On Mon, Apr 11, 2005 at 06:21:39AM +0900, Sam Roberts wrote:
> You willalso have to take into account invalidly encoded DER, though,
> unless you can really take the moral high-ground and refuse to interop
> with invalid DER. It's quite common for implementations to neglect the
> leading zero necessary to make INTEGER positive if the high bit is set,

But then, they are actually sending you a negative value, are they not?

What I mean is, there's no ambiguity. If somebody sends you b11111111 then
it's -1, not 255, and there's no question about it. It must be a contextual
thing to decide that -1 is an invalid value here, and that therefore the
sender 'must' have meant 255.

> for example. So, when you reencode (correctly) you don't have the same
> input. There's a whole set of common errors like this.

Ah. OK, I can see the case where you receive b11111111 b11111111 - you could
either reject this as an invalid encoding (the BER rules say that it is), or
you could decode it as -1, in which case you'll generate a different
encoding when you re-encode.

I'd prefer to take the view that the encoding is invalid: the standard is
absolutely unambiguous.

However, if I really needed to interoperate with something so broken, I'd
probably define an UNSIGNEDINTEGER type internally. It would encode using
the same universal tag as INTEGER, but the value would be treated as
unsigned. Hence b11111111 would be 255 and b11111111 b11111111 would be
65535. Propagating invalid encodings in this way should be something of a
last resort.

I'd be interested to know what the other common errors are that you mention.
This is the sort of knowledge which only an experienced implementor will
have...

> > If there's a possibility that a single attribute will be one of multiple
> > types, then it should be wrapped in an ASN.1 'choice'
> 
> ASN.1 choices aren't a "wrapping" in the sense that you see any wrapping
> in the BER or DER encoding, not unless you tag, anyhow. When an ASN.1
> choice appears, you literally encode whichever one you want.
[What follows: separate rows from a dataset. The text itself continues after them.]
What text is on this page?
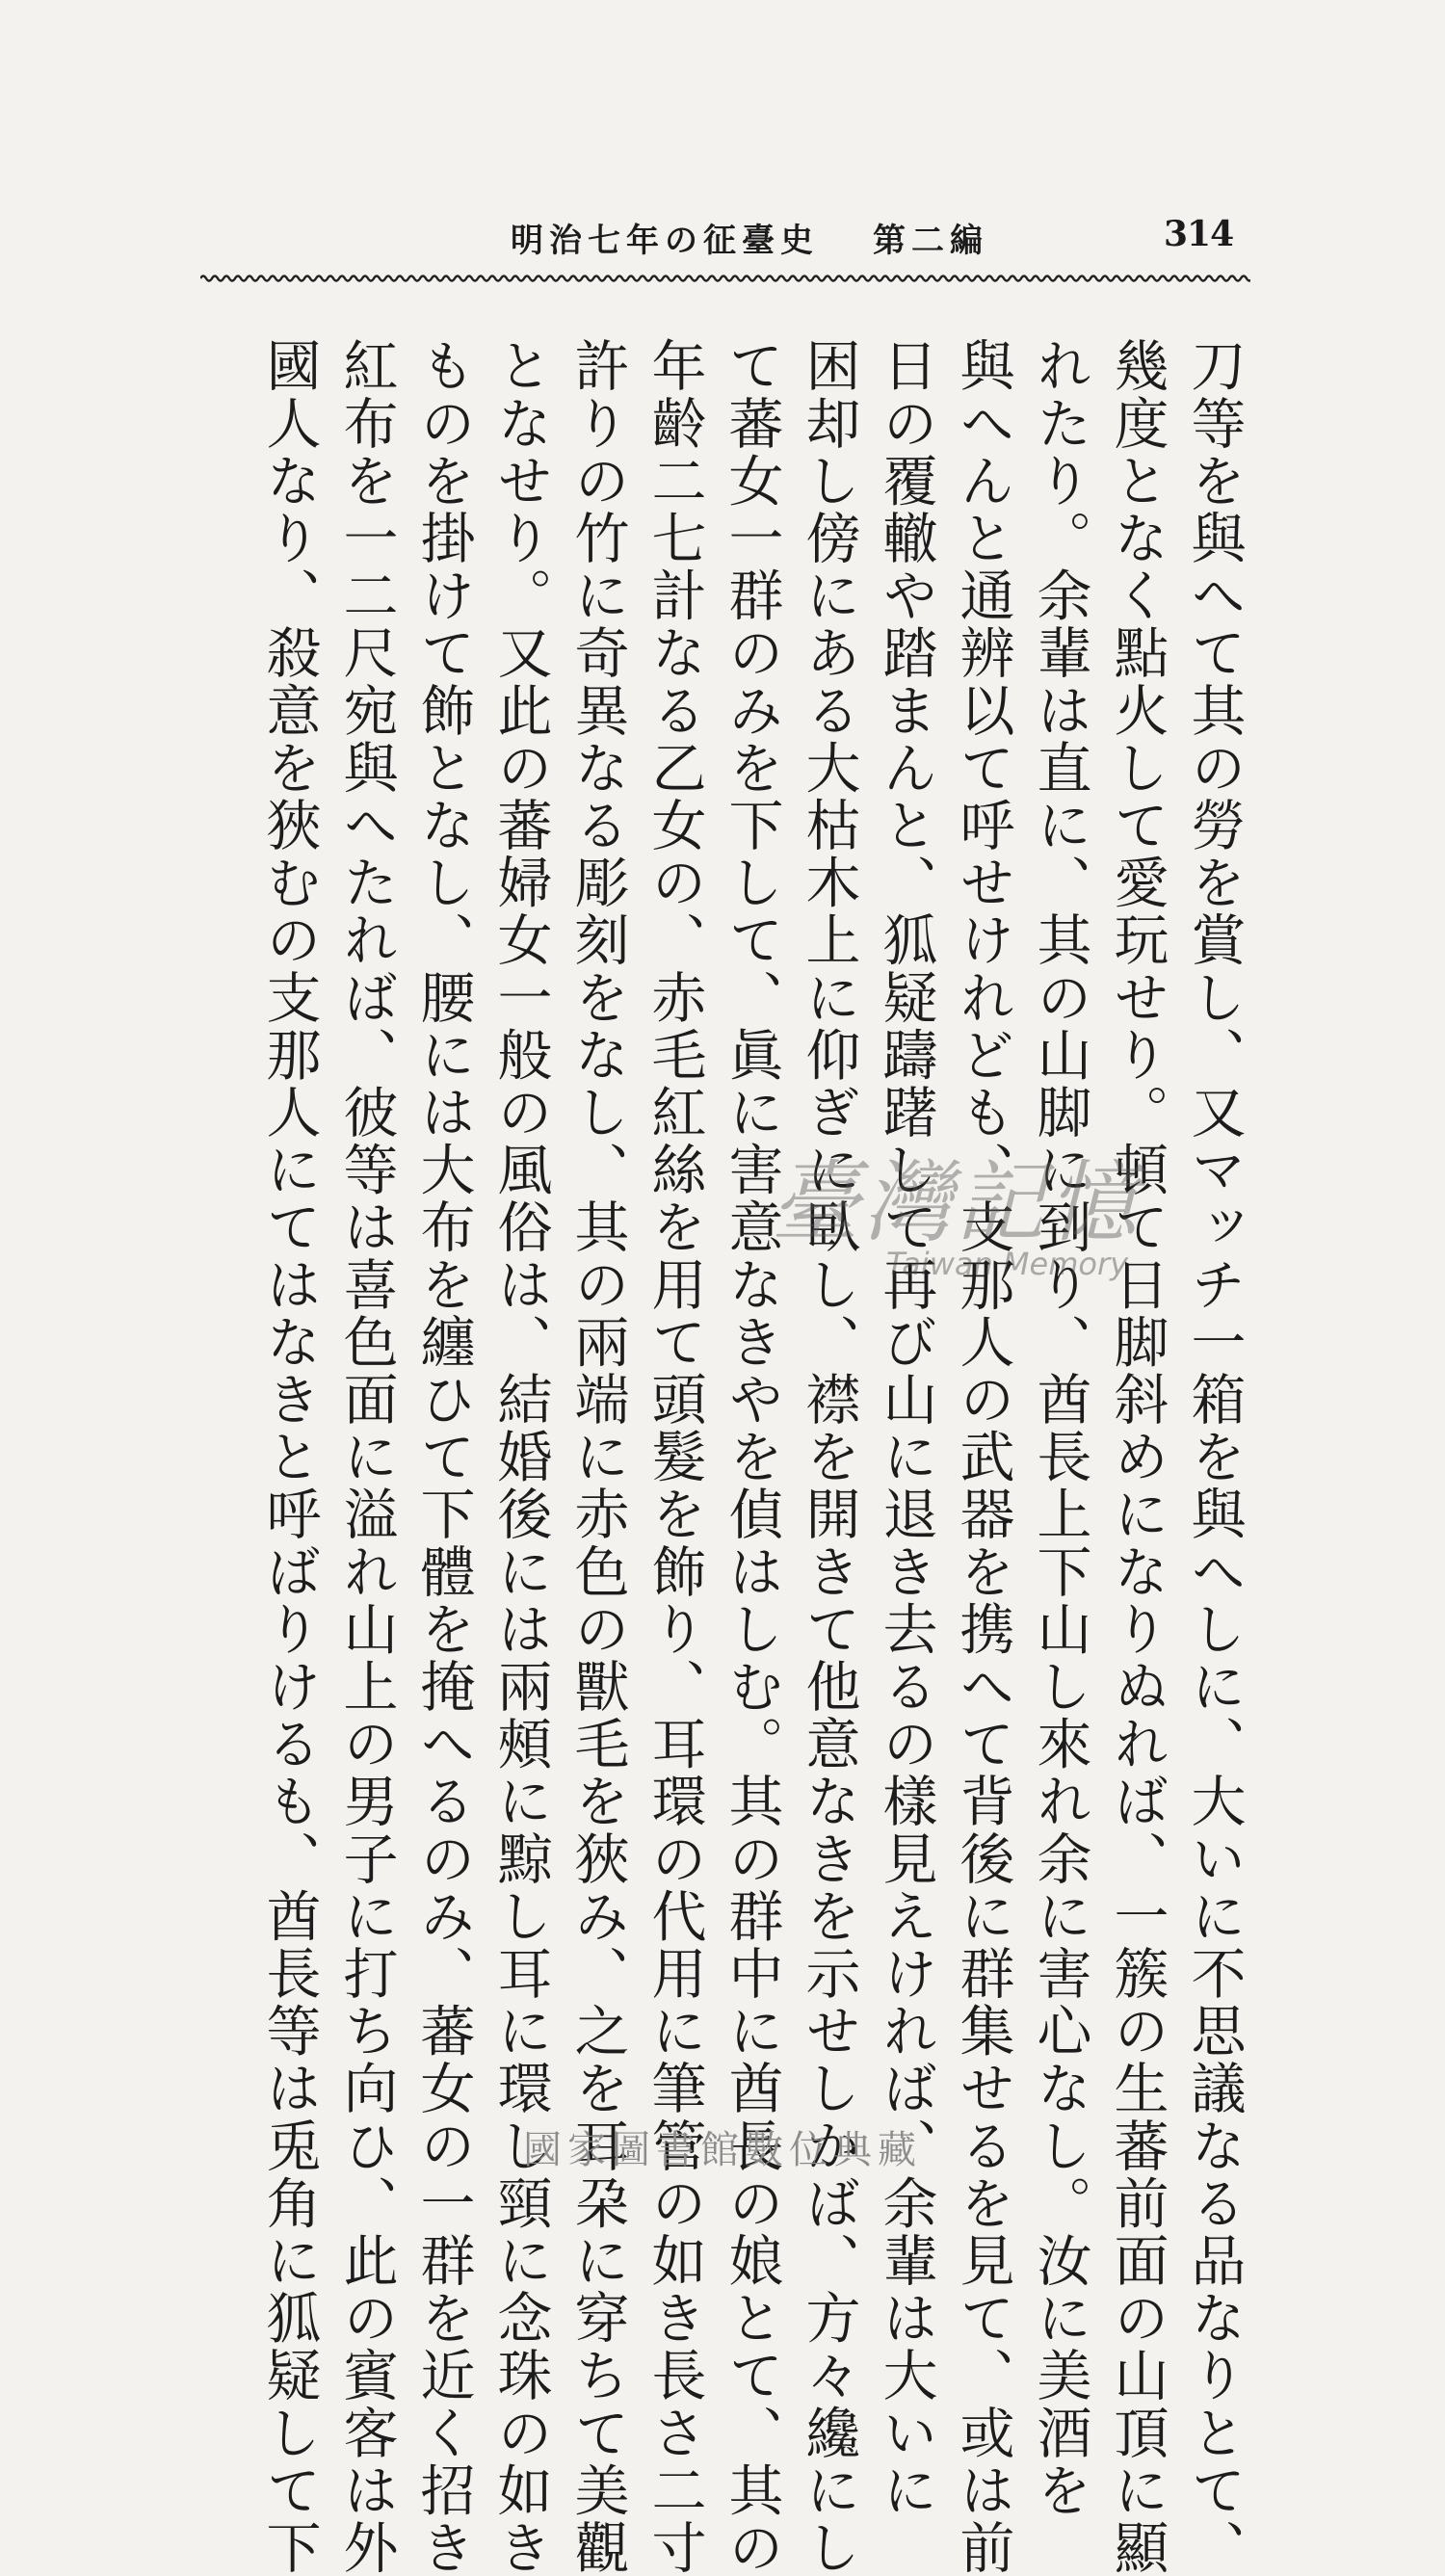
314
第二編明治七年の征臺史
刀等を與へて其の勞を賞し、又マッチ一箱を與へしに、大いに不思議なる品なりとて、
幾度となく點火して愛玩せり。頓て日脚斜めになりぬれば、一簇の生蕃前面の山頂に顯
れたり。余輩は直に、其の山脚に到り、酋長上下山し來れ余に害心なし。汝に美酒を
與へんと通辨以て呼せけれども、支那人の武器を携へて背後に群集せるを見て、或は前
日の覆轍や踏まんと、狐疑躊躇して再び山に退き去るの樣見えければ、余輩は大いに
困却し傍にある大枯木上に仰ぎに臥し、襟を開きて他意なきを示せしかば、方々纔にし
て蕃女一群のみを下して、眞に害意なきやを偵はしむ。其の群中に酋長の娘とて、其の
年齡二七計なる乙女の、赤毛紅絲を用て頭髮を飾り、耳環の代用に筆管の如き長さ二寸
許りの竹に奇異なる彫刻をなし、其の兩端に赤色の獸毛を狹み、之を耳朶に穿ちて美觀
となせり。又此の蕃婦女一般の風俗は、結婚後には兩頰に黥し耳に環し頸に念珠の如き
ものを掛けて飾となし、腰には大布を纏ひて下體を掩へるのみ、蕃女の一群を近く招き
紅布を一二尺宛與へたれば、彼等は喜色面に溢れ山上の男子に打ち向ひ、此の賓客は外
國人なり、殺意を狹むの支那人にてはなきと呼ばりけるも、酋長等は兎角に狐疑して下	臺灣記憶
Taiwan Memory
國家圖書館數位典藏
Yes indeed. What I meant was, if I have
      foo   PrintableString,
      bar   UTF8String,

then I can assign @foo = "xxx" and @bar = "yyy", i.e. using native Ruby
strings, since when it comes to re-encoding them I'll know what ASN.1 type
to use from the ASN.1 definition for each attribute.
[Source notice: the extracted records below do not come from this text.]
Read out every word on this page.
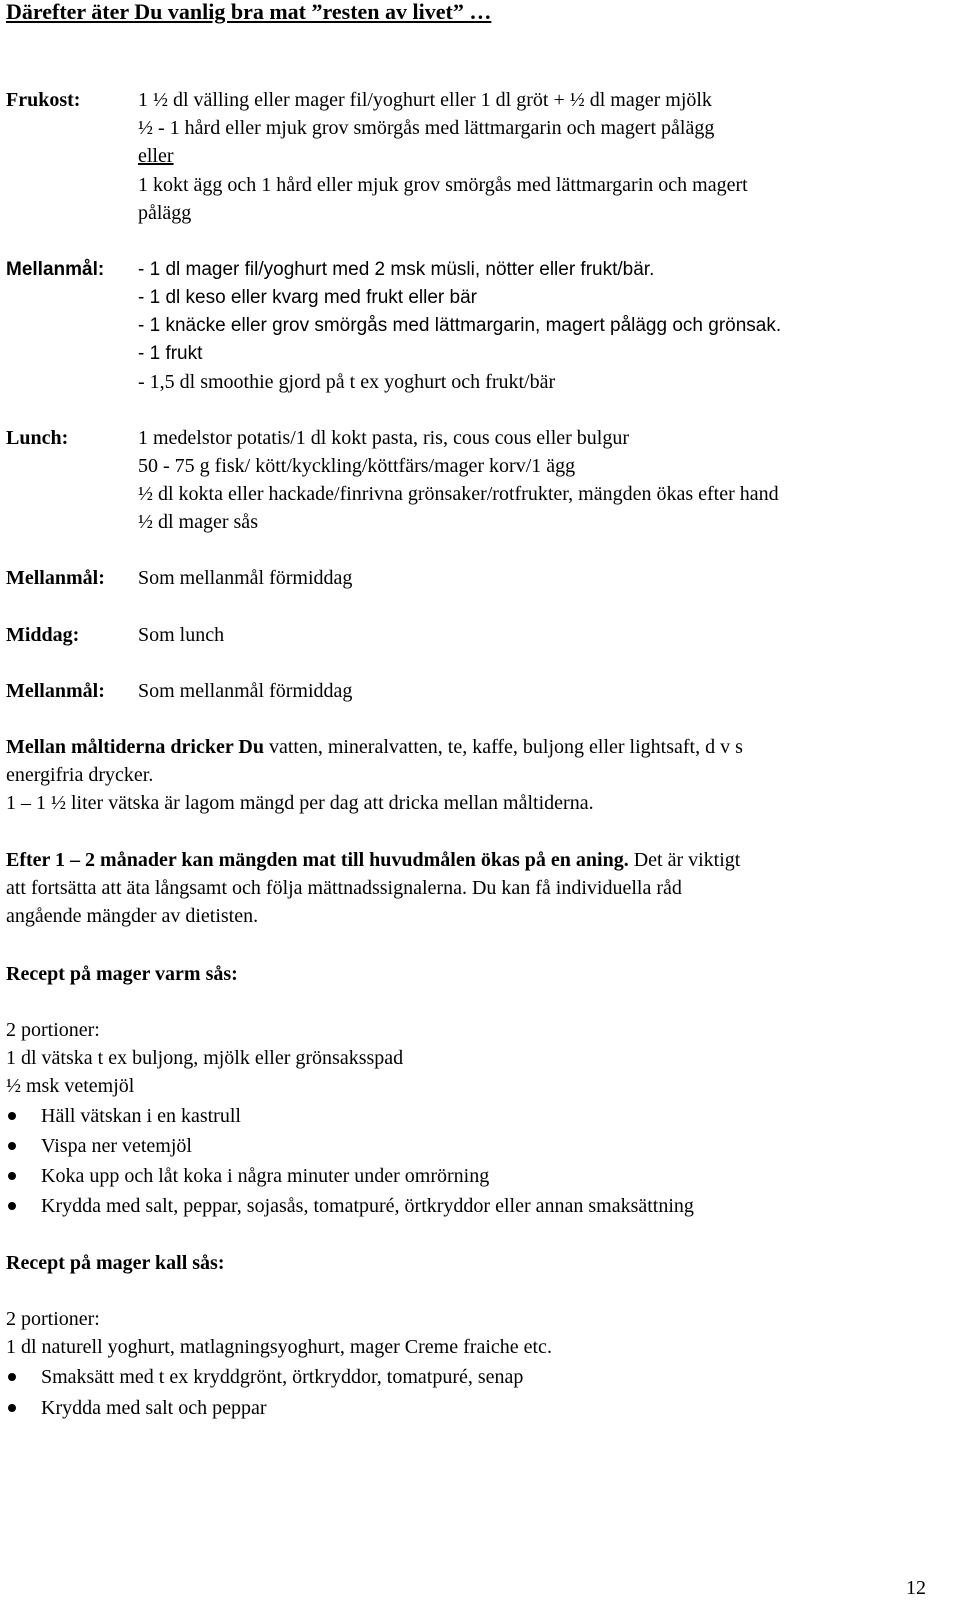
Därefter äter Du vanlig bra mat ”resten av livet” …
Frukost:	1 ½ dl välling eller mager fil/yoghurt eller 1 dl gröt + ½ dl mager mjölk
½ - 1 hård eller mjuk grov smörgås med lättmargarin och magert pålägg
eller
1 kokt ägg och 1 hård eller mjuk grov smörgås med lättmargarin och magert
pålägg
Mellanmål: - 1 dl mager fil/yoghurt med 2 msk müsli, nötter eller frukt/bär.
- 1 dl keso eller kvarg med frukt eller bär
- 1 knäcke eller grov smörgås med lättmargarin, magert pålägg och grönsak.
- 1 frukt
- 1,5 dl smoothie gjord på t ex yoghurt och frukt/bär
Lunch:	1 medelstor potatis/1 dl kokt pasta, ris, cous cous eller bulgur
50 - 75 g fisk/ kött/kyckling/köttfärs/mager korv/1 ägg
½ dl kokta eller hackade/finrivna grönsaker/rotfrukter, mängden ökas efter hand
½ dl mager sås
Mellanmål: Som mellanmål förmiddag
Middag:	Som lunch
Mellanmål: Som mellanmål förmiddag
Mellan måltiderna dricker Du vatten, mineralvatten, te, kaffe, buljong eller lightsaft, d v s
energifria drycker.
1 – 1 ½ liter vätska är lagom mängd per dag att dricka mellan måltiderna.
Efter 1 – 2 månader kan mängden mat till huvudmålen ökas på en aning. Det är viktigt
att fortsätta att äta långsamt och följa mättnadssignalerna. Du kan få individuella råd
angående mängder av dietisten.
Recept på mager varm sås:
2 portioner:
1 dl vätska t ex buljong, mjölk eller grönsaksspad
½ msk vetemjöl
Häll vätskan i en kastrull
Vispa ner vetemjöl
Koka upp och låt koka i några minuter under omrörning
Krydda med salt, peppar, sojasås, tomatpuré, örtkryddor eller annan smaksättning
Recept på mager kall sås:
2 portioner:
1 dl naturell yoghurt, matlagningsyoghurt, mager Creme fraiche etc.
Smaksätt med t ex kryddgrönt, örtkryddor, tomatpuré, senap
Krydda med salt och peppar
12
However if foo were a CHOICE between PrintableString and UTF8String, then
this information would be lost. One solution would be to decode as
     @foo = PrintableString.new("xxx")
or
     @foo = UTF8String.new("xxx")
in which case the class of foo carries forward that information. But that
makes a new object with an instance variable (say @value) holding the
string. Alternatively that information could be recorded in the singleton
class of the object:
     @foo = "xxx"
     @foo.extend PrintableString

That may be cleaner, although this metadata is easily lost:

     @foo.downcase!        # keeps singleton class
     @foo = @foo.downcase  # loses it

> This is the
> common case for strings, for example. ASN.1 to BER/DER is one-way, there
> are numbers of places where you cannot infer the ASN.1 from the
> encoding. Not necessarily a criticism, just an observation.
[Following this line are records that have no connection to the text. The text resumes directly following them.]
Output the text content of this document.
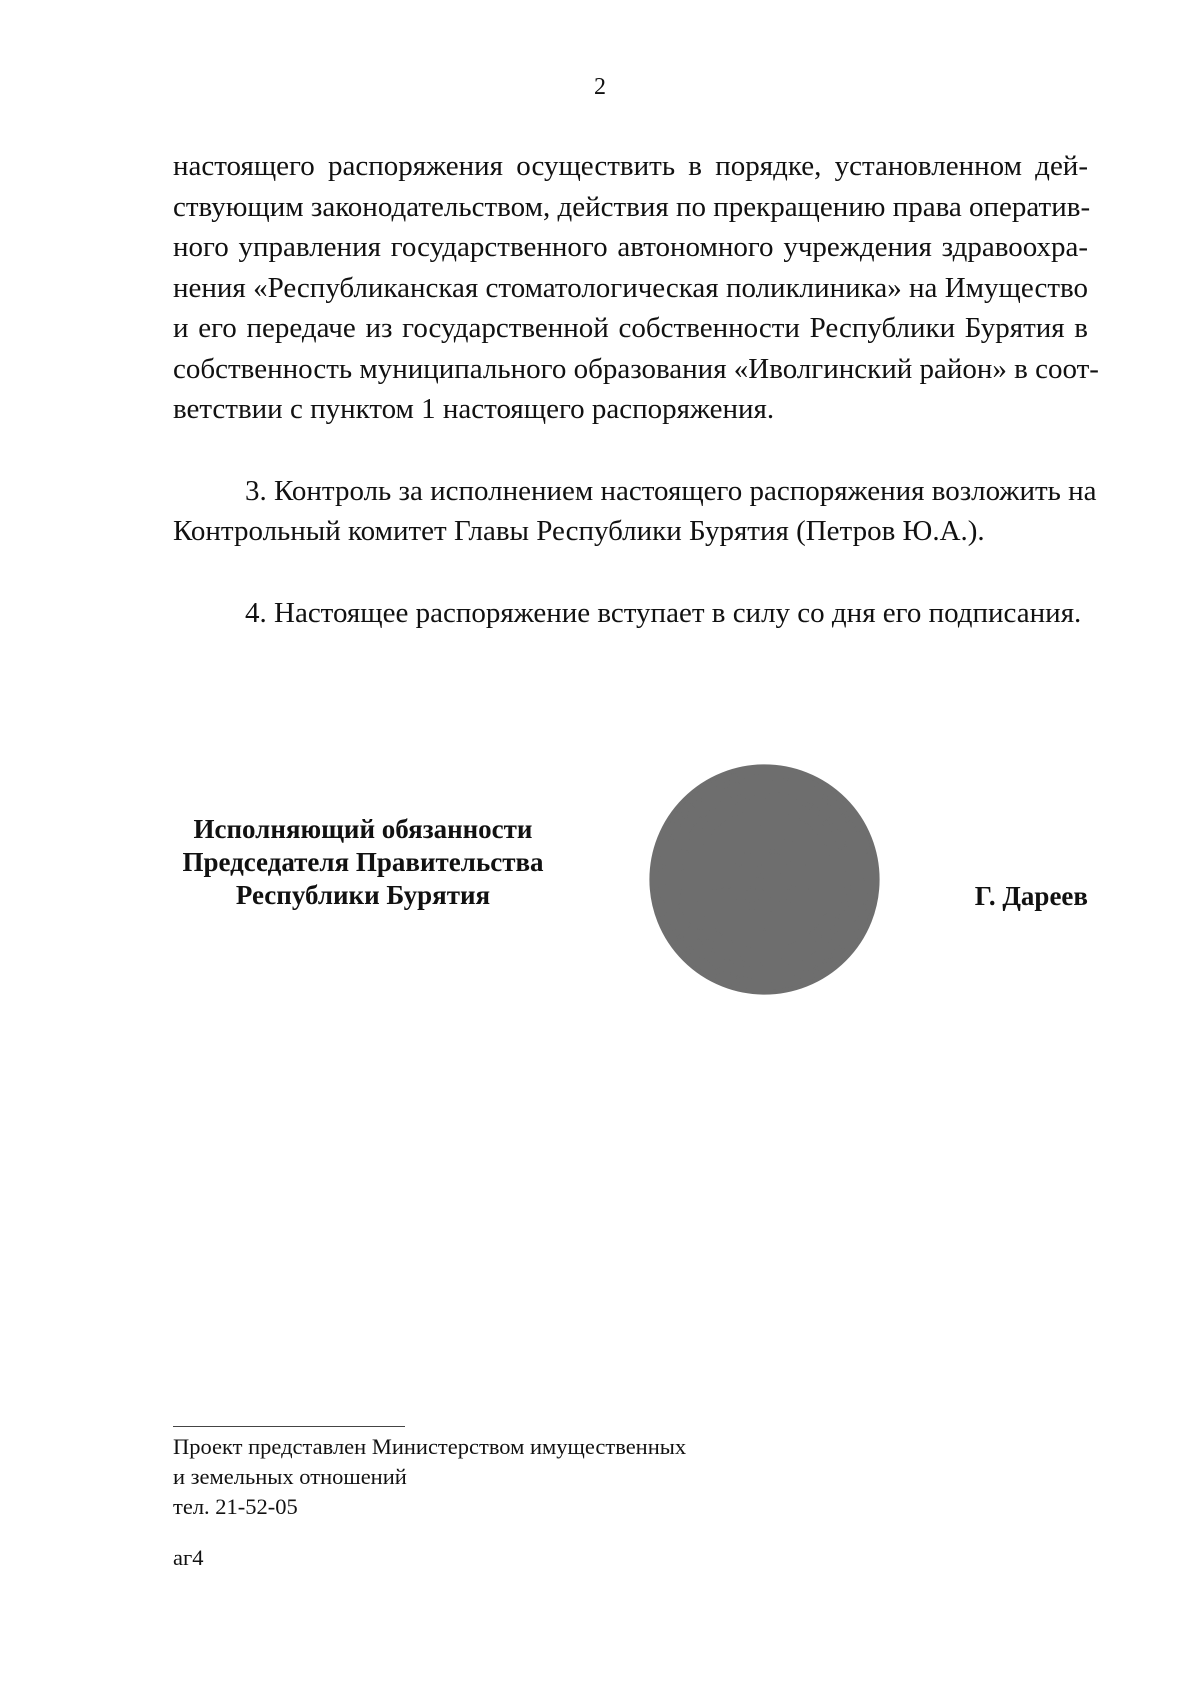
2
настоящего распоряжения осуществить в порядке, установленном дей-
ствующим законодательством, действия по прекращению права оператив-
ного управления государственного автономного учреждения здравоохра-
нения «Республиканская стоматологическая поликлиника» на Имущество
и его передаче из государственной собственности Республики Бурятия в
собственность муниципального образования «Иволгинский район» в соот-
ветствии с пунктом 1 настоящего распоряжения.
3. Контроль за исполнением настоящего распоряжения возложить на
Контрольный комитет Главы Республики Бурятия (Петров Ю.А.).
4. Настоящее распоряжение вступает в силу со дня его подписания.
Исполняющий обязанности
Председателя Правительства
Республики Бурятия
ПРАВИТЕЛЬСТВА РЕСПУБЛИКИ БУРЯТИЯ ★ БУРЯАД РЕСПУБЛИКЫН ЗАСАГАЙ ГАЗАР ★ АДМИНИСТРАЦИЯ ГЛАВЫ РЕСПУБЛИКИ БУРЯТИЯ И
БУРЯАД УЛАСАЙ ТОЛГОЙЛОГШЫН БА ЗАСАГАЙ ГАЗАР ★
ОТДЕЛ
ПО ОРГАНИЗАЦИИ
ВЫПУСКА
ПРАВОВЫХ АКТОВ
ХУУЛИТА
ШИИДХЭБЭРИНУУДЫЕ
ГАРГАХА ТАЬАЛАР
ТАЬАГ
★
Г. Дареев
Проект представлен Министерством имущественных
и земельных отношений
тел. 21-52-05
аг4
Yes, I gathered that. That's why you'd need to carry metadata about the
required ASN.1 encodings with the class, or (in some cases, as outlined
above) individual values.

> > Incidentally, Ruby's ASN.1 library does appear to have a 'traverse' method
> > which acts as a stream parser. You still need to build a suitable state
> > machine for it to 'yield' each element to, of course.
> 
> Probably built on top of openssl's tree-base routines, so you pay the
> memory cose, and the complexity cost. 

ossl_asn1_decode0 is basically a loop on ASN1_get_object, and as far as I
can tell that just walks along an DER stream in memory, updating a start
pointer as it goes. So it should work along an object in its linear form,
not having expanded to a tree; and with mmap() I guess it could work
directly from a file too. It calls itself recursively when it meets a
constructed item.

$ cat traverse.rb
require 'openssl'

a = "\xA1\x0A\x43\x08..test.."
OpenSSL::ASN1.traverse(a) { |y| p y }

$ ruby traverse.rb
[0, 0, 2, 10, true, :CONTEXT_SPECIFIC, 1]
[1, 2, 2, 8, false, :APPLICATION, 3]
$

The parameters to the block seem to be (looking at ext/openssl/ossl_asn1.c):
 depth
 start offset
 header length
 data length
 constructed=true (so primitive=false)
 tag class
 tag

A more friendly API could be a stream of tag_start / data / tag_end method
calls on an object, like an REXML stream parser.

I don't think the reverse exists, i.e. for taking a stream of these tags and
turning them into DER/CER.

Shame that none of this appears to be documented! Somebody has taken a lot
of time to wrap openssl's ASN.1 parsing for Ruby, but anyone who wants to
use it (like me) has to do quite a bit of work to reverse-engineer the API.

> Anyhow, mostly I just wanted to say writing a stream-based BER/DER
> decoder in ruby would be easy. Writing stream-base DER encoders is
> impossible, unfortunately (the ouput size is encoded at the beginning,
> they should have used CER more often, but its too late now), but
> stream-based BER encoders are also easy.

Understood. Once upon a time I wrote a one-pass machine-code assembler that
used to rewind to previous points and insert branch offsets once it was able
to resolve a label :-)

DER makes this a bit more difficult with the variable sized encoding of the
length octets, but I think it could be made a two-pass operation. Or you
could write out as CER, and then have a two-pass CER to DER convertor (pass
one reads in the CER and writes out some auxilliary data about lengths seen;
pass two reads the CER again and merges in the length data to create DER)

Regards,

Brian.